Burada belediye başkanlarını görevden alınarak yerlerine kayyım atanmasının terörle hiç bir inanlıcılığının olmadığını söylerken,tam bir kayyım komedisi olduğunu da belirtelim.
Belediye başkanlarının görevden alınmasında okumamız; Cumhur İttifakının siyasi stratejisi İstanbul’da seçimleri iptal ettirerek kazanacakları hesaplarının tutmaması ve hatta; 13 bin farkın 805 bine çıkması ile siyaseten nakavt olmaları; Erdoğan ve ortağını gündemi değiştirmek ve iktidar ömürlerini uzatmak, yeni bir gerginlik arayışına soktu.
Erdoğan hatırlanırsa Ağustos ayında sürprizlerimiz olacak diyordu, meğer Diyarbakır,Van ve Mardin Belediye başkanlarını almakmış,bu sürpriz Ankara ve İstanbul’a uzanır mı,onu da demokrasi güçlerinin ortak mücadelesi belirleyecek.
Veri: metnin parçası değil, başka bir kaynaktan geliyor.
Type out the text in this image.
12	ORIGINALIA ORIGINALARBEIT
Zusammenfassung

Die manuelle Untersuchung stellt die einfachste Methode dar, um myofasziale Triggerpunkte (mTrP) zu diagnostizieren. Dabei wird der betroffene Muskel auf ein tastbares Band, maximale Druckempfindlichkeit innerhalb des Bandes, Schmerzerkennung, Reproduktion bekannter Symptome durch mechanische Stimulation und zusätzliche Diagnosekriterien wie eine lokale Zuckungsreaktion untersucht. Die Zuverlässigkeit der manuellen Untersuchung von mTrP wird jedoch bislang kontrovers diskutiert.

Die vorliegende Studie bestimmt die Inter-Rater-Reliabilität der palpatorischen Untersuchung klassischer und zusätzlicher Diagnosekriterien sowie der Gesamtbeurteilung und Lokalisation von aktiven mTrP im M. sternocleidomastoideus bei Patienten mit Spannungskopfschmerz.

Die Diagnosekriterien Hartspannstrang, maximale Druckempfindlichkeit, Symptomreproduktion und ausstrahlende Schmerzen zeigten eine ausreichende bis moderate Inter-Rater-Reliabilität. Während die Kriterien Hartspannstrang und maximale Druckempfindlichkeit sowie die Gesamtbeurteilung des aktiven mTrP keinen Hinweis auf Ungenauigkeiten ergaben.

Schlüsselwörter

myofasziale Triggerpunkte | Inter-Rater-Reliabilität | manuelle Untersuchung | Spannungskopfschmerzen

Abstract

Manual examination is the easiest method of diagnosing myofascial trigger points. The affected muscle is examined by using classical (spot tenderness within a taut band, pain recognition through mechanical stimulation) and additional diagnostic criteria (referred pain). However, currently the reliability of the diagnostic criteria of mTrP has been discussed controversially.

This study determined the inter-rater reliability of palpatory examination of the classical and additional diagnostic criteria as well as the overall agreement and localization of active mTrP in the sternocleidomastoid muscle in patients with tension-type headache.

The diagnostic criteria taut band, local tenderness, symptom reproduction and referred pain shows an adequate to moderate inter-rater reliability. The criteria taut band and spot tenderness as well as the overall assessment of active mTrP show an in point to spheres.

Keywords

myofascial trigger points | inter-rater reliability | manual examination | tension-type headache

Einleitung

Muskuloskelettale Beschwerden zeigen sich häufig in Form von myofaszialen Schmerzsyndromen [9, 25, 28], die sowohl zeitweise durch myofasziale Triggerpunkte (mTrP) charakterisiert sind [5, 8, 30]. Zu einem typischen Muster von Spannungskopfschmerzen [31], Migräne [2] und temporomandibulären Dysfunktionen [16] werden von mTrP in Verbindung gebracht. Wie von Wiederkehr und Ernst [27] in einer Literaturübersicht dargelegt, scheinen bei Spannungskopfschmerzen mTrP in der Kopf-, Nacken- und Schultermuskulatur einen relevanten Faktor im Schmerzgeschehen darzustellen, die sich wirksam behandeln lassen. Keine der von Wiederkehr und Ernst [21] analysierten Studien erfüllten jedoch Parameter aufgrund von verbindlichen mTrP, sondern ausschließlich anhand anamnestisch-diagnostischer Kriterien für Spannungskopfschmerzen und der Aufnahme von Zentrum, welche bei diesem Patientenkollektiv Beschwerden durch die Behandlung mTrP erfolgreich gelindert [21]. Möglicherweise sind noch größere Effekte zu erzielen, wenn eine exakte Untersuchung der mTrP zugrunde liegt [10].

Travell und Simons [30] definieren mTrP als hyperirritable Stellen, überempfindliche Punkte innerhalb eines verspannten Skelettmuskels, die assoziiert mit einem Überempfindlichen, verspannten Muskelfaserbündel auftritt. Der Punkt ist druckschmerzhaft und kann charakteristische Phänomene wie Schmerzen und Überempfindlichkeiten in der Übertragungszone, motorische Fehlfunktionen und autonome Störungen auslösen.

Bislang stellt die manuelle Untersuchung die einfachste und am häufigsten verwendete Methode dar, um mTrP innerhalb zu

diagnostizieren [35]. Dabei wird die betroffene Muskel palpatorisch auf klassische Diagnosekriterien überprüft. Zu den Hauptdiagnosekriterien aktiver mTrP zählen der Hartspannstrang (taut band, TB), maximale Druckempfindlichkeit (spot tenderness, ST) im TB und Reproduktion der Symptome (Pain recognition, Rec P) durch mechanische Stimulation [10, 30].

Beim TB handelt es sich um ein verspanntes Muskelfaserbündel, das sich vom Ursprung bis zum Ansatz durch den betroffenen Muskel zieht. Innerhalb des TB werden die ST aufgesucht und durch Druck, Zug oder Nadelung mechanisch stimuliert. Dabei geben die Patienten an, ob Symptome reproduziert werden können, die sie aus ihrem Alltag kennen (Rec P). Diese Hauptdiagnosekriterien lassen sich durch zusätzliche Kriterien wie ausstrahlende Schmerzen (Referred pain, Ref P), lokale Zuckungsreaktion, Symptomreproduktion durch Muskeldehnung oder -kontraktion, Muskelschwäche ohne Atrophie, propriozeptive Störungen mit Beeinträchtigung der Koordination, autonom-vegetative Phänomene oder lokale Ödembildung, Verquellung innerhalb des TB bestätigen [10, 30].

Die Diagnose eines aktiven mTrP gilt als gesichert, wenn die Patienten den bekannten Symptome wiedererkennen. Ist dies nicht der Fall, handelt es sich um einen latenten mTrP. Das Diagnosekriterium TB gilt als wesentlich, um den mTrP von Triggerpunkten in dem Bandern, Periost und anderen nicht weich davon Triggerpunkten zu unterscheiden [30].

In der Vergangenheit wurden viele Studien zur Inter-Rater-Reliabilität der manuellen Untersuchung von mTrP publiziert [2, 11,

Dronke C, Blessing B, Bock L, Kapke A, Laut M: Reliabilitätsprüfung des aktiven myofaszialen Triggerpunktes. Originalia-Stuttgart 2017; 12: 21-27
Cumhur ittifakının bir başka stratejisi Millet ortağında çatlak yaratmak; görevden alınan belediye başkanlarının üzerinden İyi parti ile HDP’yi karşı karşıya getirerek CHP’yi taraf olmaya zorlaması gibi bir planı var,bu da göz ardı edilmemeli.
Cumhur ittifakının bir başka planı da;Suriye bataklığından çıkamaması ve dış politikada duvara toslaması, ülkenin can alıcı sorunlarının başında gelen işsizlik ve ekonomiyi gündemden düşürmeyi hedefliyor.
Ne plan yaparsanız yapın demokrasi ve hukuka dönmeden,gerçek özgürlüğün sahipleri olan Kürtlerin iradesini ve muhalefeti yok sayarak hiç bir sorunu çözemezsiniz nokta.
Terörle mücadele diye sahneye koyduğunuz KAYYIM komedi oyununuzu, bu toplum önceden seyretti.
Lütfen artık toplumun sinir uçlarıyla oynamayın sandıktan çıkan sonuca katlanın.